Stella Rimington, the former head of MI5, is to take the unprecedented step of going on the road to promote her controversial memoirs, due out next month.
Rimington, 66, the first female head of the secret service, has decided to speak about her life and discuss her book for the first time during a special public session at the Cheltenham Literary Festival on October 15.
News of her unexpected personal appearance comes only a few weeks after the work was finally approved by the Home Office. Permission for publication was given only after 'amendments and deletions' which were said to be necessary to prevent 'possible damage to national security'.

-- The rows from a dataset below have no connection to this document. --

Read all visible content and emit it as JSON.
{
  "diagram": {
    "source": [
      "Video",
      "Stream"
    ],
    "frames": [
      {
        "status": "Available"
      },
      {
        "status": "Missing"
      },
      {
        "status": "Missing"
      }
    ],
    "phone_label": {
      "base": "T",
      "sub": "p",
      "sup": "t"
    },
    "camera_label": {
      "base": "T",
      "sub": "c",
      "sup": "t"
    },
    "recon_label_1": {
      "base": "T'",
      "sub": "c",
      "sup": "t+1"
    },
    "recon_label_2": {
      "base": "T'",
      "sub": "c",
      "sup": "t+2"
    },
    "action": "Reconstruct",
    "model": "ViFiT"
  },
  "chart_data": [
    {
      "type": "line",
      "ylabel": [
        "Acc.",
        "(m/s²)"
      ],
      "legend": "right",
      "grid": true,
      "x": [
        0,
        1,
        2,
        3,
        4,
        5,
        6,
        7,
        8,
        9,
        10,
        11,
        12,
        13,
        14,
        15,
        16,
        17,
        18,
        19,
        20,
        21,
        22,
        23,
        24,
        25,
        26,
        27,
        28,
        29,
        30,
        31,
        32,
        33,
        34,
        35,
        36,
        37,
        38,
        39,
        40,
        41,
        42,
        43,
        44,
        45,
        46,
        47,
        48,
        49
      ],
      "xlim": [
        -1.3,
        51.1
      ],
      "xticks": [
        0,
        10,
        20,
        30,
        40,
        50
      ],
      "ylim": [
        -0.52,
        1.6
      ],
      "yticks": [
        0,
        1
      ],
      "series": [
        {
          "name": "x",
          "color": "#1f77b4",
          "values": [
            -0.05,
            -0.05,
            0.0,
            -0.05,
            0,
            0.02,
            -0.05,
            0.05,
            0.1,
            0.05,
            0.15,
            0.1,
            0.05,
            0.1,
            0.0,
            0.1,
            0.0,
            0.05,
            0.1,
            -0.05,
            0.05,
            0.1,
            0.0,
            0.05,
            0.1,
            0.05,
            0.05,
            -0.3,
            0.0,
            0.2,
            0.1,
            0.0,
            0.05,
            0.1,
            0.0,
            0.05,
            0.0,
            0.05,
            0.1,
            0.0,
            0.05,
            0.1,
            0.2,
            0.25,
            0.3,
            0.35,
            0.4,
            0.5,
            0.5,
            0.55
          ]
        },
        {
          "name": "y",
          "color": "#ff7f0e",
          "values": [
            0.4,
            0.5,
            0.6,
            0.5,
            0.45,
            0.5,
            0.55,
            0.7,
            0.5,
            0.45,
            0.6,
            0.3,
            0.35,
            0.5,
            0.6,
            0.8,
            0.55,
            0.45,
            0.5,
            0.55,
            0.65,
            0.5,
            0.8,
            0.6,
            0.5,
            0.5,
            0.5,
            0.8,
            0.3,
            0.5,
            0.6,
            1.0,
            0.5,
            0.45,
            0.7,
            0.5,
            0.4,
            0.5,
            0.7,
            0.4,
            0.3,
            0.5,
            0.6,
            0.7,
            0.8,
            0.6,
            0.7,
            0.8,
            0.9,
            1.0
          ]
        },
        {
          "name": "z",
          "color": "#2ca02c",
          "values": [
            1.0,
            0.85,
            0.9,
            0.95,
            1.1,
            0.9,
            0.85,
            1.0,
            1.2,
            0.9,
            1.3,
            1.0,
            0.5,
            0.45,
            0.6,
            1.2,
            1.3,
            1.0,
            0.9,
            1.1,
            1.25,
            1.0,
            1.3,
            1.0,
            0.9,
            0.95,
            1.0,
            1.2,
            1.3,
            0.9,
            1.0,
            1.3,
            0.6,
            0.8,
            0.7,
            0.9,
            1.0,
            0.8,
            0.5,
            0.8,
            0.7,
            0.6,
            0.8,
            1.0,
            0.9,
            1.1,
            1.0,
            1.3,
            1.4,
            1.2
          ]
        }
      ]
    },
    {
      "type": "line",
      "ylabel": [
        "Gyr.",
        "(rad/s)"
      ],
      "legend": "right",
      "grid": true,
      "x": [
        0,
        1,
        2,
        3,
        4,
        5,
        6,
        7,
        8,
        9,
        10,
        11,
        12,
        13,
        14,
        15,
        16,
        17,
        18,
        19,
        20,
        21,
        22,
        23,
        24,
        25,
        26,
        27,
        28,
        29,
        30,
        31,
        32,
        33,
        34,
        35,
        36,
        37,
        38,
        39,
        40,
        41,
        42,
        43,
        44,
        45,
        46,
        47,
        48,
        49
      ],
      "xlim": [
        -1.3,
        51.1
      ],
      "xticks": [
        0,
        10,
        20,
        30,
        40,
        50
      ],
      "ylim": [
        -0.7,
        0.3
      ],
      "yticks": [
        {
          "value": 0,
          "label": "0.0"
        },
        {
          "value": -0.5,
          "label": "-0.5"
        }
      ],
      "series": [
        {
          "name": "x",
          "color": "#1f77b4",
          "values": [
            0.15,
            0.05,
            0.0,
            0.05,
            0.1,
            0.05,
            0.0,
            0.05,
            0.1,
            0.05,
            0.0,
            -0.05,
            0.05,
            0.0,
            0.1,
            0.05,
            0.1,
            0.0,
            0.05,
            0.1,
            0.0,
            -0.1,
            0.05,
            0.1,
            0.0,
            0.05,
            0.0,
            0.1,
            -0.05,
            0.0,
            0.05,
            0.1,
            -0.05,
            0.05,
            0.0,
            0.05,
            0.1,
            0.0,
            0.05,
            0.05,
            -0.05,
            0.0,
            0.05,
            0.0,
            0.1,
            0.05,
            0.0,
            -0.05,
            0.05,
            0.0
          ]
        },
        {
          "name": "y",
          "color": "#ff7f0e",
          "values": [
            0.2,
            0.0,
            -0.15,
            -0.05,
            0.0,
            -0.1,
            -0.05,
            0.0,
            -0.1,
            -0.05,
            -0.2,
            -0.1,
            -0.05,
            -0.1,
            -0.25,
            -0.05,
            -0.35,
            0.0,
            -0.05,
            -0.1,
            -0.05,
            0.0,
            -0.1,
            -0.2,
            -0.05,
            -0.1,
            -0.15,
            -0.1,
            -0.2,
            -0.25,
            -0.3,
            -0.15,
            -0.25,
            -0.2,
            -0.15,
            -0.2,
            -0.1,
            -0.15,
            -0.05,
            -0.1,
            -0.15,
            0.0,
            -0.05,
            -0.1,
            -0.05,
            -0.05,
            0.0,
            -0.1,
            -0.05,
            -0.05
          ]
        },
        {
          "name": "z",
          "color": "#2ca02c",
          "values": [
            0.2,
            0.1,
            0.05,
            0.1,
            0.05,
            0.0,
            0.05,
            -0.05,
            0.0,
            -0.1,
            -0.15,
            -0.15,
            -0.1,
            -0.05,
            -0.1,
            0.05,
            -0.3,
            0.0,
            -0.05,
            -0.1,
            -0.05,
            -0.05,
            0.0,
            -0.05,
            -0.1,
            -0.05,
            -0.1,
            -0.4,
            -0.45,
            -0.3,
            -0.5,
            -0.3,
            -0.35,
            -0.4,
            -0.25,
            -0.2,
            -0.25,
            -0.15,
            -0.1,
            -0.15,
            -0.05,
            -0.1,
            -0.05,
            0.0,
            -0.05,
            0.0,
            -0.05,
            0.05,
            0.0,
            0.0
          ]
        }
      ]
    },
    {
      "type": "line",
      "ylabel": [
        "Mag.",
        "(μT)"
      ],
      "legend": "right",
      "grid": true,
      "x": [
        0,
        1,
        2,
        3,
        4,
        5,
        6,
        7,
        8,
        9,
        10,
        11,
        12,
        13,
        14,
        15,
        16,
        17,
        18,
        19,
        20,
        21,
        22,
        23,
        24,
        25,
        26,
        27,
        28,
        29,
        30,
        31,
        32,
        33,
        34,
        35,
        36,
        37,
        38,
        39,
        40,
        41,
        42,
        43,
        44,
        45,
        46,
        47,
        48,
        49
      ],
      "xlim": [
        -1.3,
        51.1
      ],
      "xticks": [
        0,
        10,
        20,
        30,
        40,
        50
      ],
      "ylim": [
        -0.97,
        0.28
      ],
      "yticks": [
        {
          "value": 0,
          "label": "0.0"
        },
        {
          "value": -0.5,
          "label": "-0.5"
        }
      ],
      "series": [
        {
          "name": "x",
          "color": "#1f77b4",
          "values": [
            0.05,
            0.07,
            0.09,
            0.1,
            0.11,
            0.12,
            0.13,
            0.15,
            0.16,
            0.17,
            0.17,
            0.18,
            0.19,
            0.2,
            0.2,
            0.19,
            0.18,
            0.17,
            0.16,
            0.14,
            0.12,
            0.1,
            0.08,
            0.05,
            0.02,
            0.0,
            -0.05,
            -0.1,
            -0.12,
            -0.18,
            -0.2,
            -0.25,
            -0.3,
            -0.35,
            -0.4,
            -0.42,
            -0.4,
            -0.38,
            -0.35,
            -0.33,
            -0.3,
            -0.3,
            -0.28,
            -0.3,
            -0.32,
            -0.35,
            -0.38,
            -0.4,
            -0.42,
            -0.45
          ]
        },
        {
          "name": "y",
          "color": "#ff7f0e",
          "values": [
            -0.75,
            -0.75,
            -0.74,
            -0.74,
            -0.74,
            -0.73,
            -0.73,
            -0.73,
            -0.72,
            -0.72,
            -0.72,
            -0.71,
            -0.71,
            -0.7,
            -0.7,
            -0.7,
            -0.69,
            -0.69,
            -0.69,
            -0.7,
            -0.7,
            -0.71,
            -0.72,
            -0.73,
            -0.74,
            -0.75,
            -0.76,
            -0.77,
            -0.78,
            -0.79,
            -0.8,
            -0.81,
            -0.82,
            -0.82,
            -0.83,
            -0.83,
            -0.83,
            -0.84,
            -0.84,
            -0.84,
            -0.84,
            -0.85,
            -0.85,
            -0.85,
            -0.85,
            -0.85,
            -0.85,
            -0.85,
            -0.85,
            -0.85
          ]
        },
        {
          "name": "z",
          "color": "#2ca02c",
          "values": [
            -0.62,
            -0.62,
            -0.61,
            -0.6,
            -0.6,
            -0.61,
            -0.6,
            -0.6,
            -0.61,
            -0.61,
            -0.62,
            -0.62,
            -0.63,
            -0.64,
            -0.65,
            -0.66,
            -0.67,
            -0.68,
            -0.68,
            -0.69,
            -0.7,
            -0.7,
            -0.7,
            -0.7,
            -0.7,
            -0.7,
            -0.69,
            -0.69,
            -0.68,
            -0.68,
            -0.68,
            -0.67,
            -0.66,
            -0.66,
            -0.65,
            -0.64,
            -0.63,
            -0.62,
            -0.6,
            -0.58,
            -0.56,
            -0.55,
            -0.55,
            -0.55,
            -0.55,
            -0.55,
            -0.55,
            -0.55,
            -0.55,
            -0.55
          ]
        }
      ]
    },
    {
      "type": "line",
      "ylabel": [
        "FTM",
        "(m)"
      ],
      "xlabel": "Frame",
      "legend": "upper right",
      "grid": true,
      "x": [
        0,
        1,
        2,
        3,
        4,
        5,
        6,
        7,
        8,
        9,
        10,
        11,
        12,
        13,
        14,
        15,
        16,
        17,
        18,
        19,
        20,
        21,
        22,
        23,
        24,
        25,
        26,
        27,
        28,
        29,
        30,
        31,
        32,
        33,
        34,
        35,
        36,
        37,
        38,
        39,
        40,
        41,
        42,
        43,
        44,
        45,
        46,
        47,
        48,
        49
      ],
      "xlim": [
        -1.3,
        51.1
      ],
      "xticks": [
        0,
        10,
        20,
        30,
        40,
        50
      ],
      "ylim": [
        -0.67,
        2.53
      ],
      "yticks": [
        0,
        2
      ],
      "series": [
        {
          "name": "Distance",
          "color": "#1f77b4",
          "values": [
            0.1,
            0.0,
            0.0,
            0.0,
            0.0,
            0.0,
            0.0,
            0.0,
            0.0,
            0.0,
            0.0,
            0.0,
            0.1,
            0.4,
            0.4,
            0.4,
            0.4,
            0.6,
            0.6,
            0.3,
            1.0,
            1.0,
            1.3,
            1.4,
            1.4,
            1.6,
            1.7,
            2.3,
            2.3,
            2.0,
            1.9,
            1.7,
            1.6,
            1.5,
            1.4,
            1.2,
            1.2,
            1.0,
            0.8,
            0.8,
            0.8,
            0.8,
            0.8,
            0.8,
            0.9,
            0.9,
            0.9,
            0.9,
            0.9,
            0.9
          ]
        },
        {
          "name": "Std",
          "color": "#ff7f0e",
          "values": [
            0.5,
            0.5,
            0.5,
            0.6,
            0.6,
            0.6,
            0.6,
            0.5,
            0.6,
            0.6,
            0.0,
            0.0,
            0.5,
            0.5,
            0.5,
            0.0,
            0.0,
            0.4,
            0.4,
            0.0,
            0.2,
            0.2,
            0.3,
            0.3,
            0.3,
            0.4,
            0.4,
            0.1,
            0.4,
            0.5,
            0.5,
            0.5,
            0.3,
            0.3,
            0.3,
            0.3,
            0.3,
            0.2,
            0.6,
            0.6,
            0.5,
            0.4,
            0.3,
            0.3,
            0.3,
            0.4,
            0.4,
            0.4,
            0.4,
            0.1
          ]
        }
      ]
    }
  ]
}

Many current and former members of the secret services are believed to see Rimington's memoirs as a betrayal. Those who worked with her under the restrictions imposed by the Official Secrets Act, such as the renegade MI5 officer David Shayler and the former MI6 employee, Richard Tomlinson, have since been legally prevented from writing about their experiences. Nevertheless, print revelations have become increasingly hard to stem since Peter Wright's book Spycatcher was published abroad in 1987.
Tickets for the event, to be staged in Cheltenham town hall, are disappearing at a record rate. Even though festival programmes were sent out only last week, almost half of the 1,000 available have already been sold.
'It is quite something,' festival director Sarah Smyth told The Observer this weekend. 'We have never had such interest in an event so early on.'
The cuts made to Rimington's book are believed to include sections discussing operations against the IRA, and MI5 actions during the miners' strike in 1984.
Those close to the author say there is 'no doubt' that she is planning further promotional engagements after the book's publication.